相关的darknet权重可从官方渠道获取: 或者

1. Samples

1.1 Data File


path/to/image1 x1,y1,x2,y2,label x1,y1,x2,y2,label 
path/to/image2 x1,y1,x2,y2,label 



1.2 Configure

# coco_yolov4.yaml
  type: "yolov4"  # 当前只能是 'yolov3', 'yolov3_tiny', 'yolov4', 'yolov4_tiny' ‘unofficial_yolov4_tiny’ 和 'yolox'.
  iou_threshold: 0.5
  score_threshold: 0.005
  max_boxes: 100
  strides: "32,16,8"
  anchors: "12,16 19,36 40,28 36,75 76,55 72,146 142,110 192,243 459,401"
  mask: "6,7,8 3,4,5 0,1,2"
  name_path: "./data/coco/"

  label: "coco_yolov4" # 决定了LOG的根目录名,比较随意
  anno_path: "./data/coco/train2017.txt"
  image_size: "320,352,384,416,448,480,512,544,576,608"  # 当设置为单一值时,比如"416",表示使用单一图像训练尺度; 而"352,384,416,448,480" 则使用动态多尺度训练策略。

  batch_size: 4
  init_weight_path: "./ckpts/yolov4.weights" # 在载入权重前,你需要尽量保证网络结果一致,特别是darknet权重;而使用keras权重时,支持按层名导入。
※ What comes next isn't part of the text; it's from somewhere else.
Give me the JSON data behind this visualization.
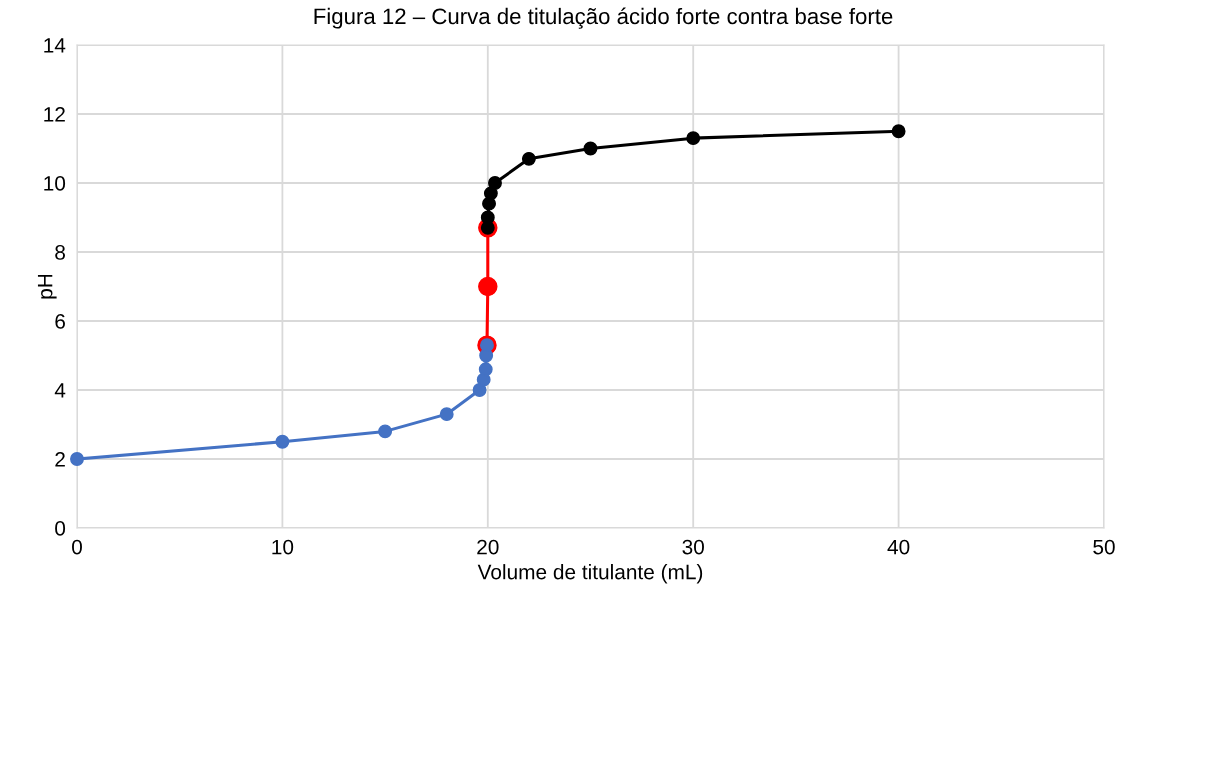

如果你想在官方COCO权重的基础上训练,可以直接使用COCO的网络配置,或者是先将darknet权重转为keras形式(只需向网络载入一次darknet权重,再保存权重就完成了转换)。
  save_weight_path: "./ckpts"

  loss_type: "CIoU+FL" # 支持 "L2", "DIoU", "GIoU", "CIoU",或者以+分格的"L2+FL"开启Focal Loss
  # 一些策略的开关
  mosaic: false
  label_smoothing: false
  normal_method: true

  ignore_threshold: 0.7

  anno_path: "./data/coco/val2017.txt"
  image_size: "608" # 验证模型时的图像尺寸
  batch_size: 1 # 占位,还不支持
  init_weight_path: "./ckpts/yolov4.weights"

1.3 K-Means


# Key Parameters
K = 6 # num of clusters
image_size = 416
dataset_path = './data/pascal_voc/train.txt'

1.4 Inference


目前只支持格式 mp4, avi, device id, rtsp, png, jpg (基于OpenCV)


python --config=./cfgs/coco_yolov4.yaml --media=./misc/street.mp4 --gpu=false



from core.utils import decode_cfg, load_weights
from core.model.one_stage.yolov4 import YOLOv4
from core.image import draw_bboxes, preprocess_image, postprocess_image, read_image, Shader

import numpy as np
import cv2
import time

# read config
cfg = decode_cfg('cfgs/coco_yolov4.yaml')
names = cfg['yolo']['names']

model, eval_model = YOLOv4(cfg)

# assign colors for difference labels
shader = Shader(cfg['yolo']['num_classes'])

# load weights
load_weights(model, cfg['test']['init_weight_path'])

img_raw = read_image('./misc/dog.jpg')
img = preprocess_image(img_raw, (512, 512))
imgs = img[np.newaxis, ...]

tic = time.time()
boxes, scores, classes, valid_detections = eval_model.predict(imgs)
toc = time.time()
print((toc - tic)*1000, 'ms')

# for single image, batch size is 1
valid_boxes = boxes[0][:valid_detections[0]]
valid_score = scores[0][:valid_detections[0]]
valid_cls = classes[0][:valid_detections[0]]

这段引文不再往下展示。